The technical challenge driving this initiative centers on the speed at which AI agents operate and interact. Because agents can act at machine speed, traditional development-centered governance models become insufficient. The Council's first research focus addresses multi-agent security, examining composability risks that arise when agents interact, discover new tools, and assemble dynamic toolchains. A preprint paper published April 29 on arXiv argues that analyzing agents in isolation is no longer adequate, as multiple agents can produce emergent behavior creating attack surfaces invisible at design time. Sotiropoulos warned that multi-agent setups break human-in-the-loop assumptions, comparing agent swarms to drone swarms that require millions of responses simultaneously.
The security implications extend beyond technical architecture to fundamental incident response and attribution models. Sotiropoulos argued that defenders must shift from human-in-the-loop validation to human-on-the-loop oversight, implementing agent-level policy monitors rather than slower human-centric review cycles. The collapse of time-to-impact means vulnerabilities can be exploited faster, requiring runtime governance and observability focused on agent interactions and behavior. He compared the impact of agentic AI on cybersecurity to what drones did to kinetic warfare, commoditizing capabilities that previously required expensive, complicated equipment.

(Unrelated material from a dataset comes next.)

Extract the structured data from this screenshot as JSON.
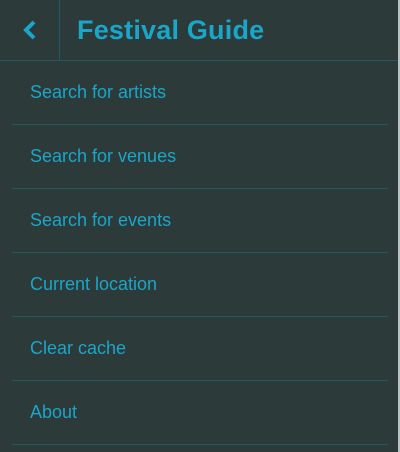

OWASP will release a companion paper titled "The State of Agentic AI and Governance" on June 1, offering an end-to-end synthesis of adoption patterns, governance models, and regulatory touchpoints. The paper includes a practical maturity and risk-tiering scheme mapping Top 10 controls to different risk levels, from lightweight AI copilots to complex manufacturing systems. Sotiropoulos emphasized these recommendations are designed for immediate implementation rather than waiting for formal standards bodies. Security teams should attend the OWASP GenAI Summit at Infosecurity Europe or review the forthcoming guidance to prepare for runtime monitoring requirements and updated governance frameworks that match the speed of agentic systems.